Mordecai stared at his son. Caleb smiled and looked at his brother.

“Lucky, too,” Henry said. “I didn’t have much of a plan.”

Mordecai pointed at the cupboard. “Zeke and Henrietta are in there?”

“They’re through there, yeah.”

“Well.” Mordecai crossed his arms. “You have walked the spiders’ webs.”

Henry grinned. His father sounded like Uncle Frank.

“Who told you that you faced fingerlings?” Caleb asked. He looked at his brother. “I cannot think fingerlings likely. Nimiane used other, newer tools—wizards and witch-dogs.” He looked back to Henry. “Did Fat Frank name them for you?”

For a moment, Henry rolled through his memory. Who had told him the name? “I think the witch did,” he said. “In one of my dreams.”

“You spoke with the witch?” Caleb asked. Mordecai’s eyes were back on his son’s jaw.

Henry nodded. “And I’ve seen the fingers. I cut two off. But more fingerlings just keep coming.” He put his hand to his cold scar. “They can find me anywhere.”

Henry watched shock spread across his father’s face.

For a moment, Caleb was motionless. “We must move,” he said. “Now.”

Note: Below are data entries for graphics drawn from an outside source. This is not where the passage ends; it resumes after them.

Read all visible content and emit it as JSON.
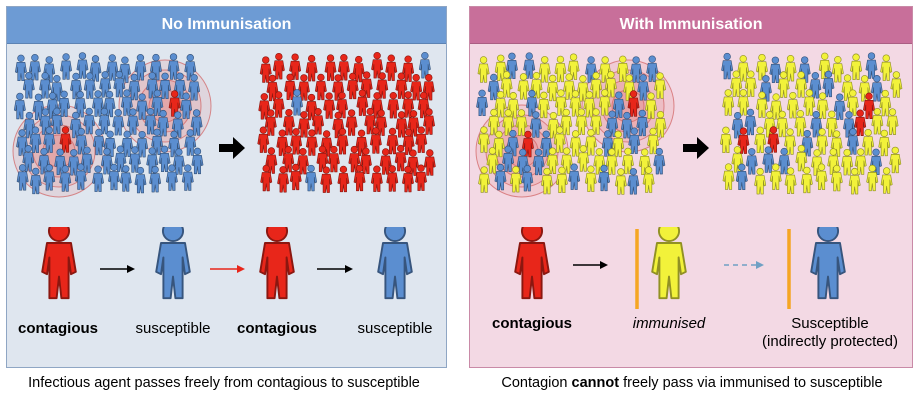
{
  "left": {
    "title": "No Immunisation",
    "labels": {
      "contagious_1": "contagious",
      "susceptible_1": "susceptible",
      "contagious_2": "contagious",
      "susceptible_2": "susceptible"
    },
    "caption": "Infectious agent passes freely from contagious to susceptible"
  },
  "right": {
    "title": "With Immunisation",
    "labels": {
      "contagious": "contagious",
      "immunised": "immunised",
      "susceptible": "Susceptible",
      "susceptible_note": "(indirectly protected)"
    },
    "caption_pre": "Contagion ",
    "caption_bold": "cannot",
    "caption_post": " freely pass via immunised to susceptible"
  },
  "colors": {
    "contagious": "#e8261a",
    "susceptible": "#5b8ed0",
    "immunised": "#f2f23a",
    "barrier": "#f5a623"
  }
}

“Fool,” said Mordecai. “I’ve been a fool. Nimiane positions the board while we root through a library. Of course fingerlings could find you.” He turned to the manuscripts piled on the table. “Caleb,” he said quietly. “We have been wasting our days.”

“Maybe not,” Caleb said. “But we did waste our time covering our tracks. They’ll come straight to us.”

Mordecai filled his lungs slowly. He looked deep into Henry’s eyes and lifted his right hand to his son’s jaw. Henry saw the swirling brand of grapevines on his father’s palm, and then he felt it in his flesh—a slow, twisting strength, as rich as it was deep. He saw pain in his father’s eyes when he touched the scar. The eyes moved away, around the room, but his hand stayed where it was, warming cold death.

“This room was my hope,” Mordecai said. “We searched for a secret without knowing what it might be—only knowing what we needed it to be. But there is no time
for sifting through this graveyard now, even without the fingerlings. Nimiane has struck too soon and too hard. The board is set, and now we play her game.”

“What were you looking for?” Henry asked.

Mordecai smiled and put his other hand on Henry’s cheek. “We search for the death of death—for the tapestry of power behind Nimroth that first fused his soul to his body and gave him eternal leeching life. We search for your life, for all our lives.”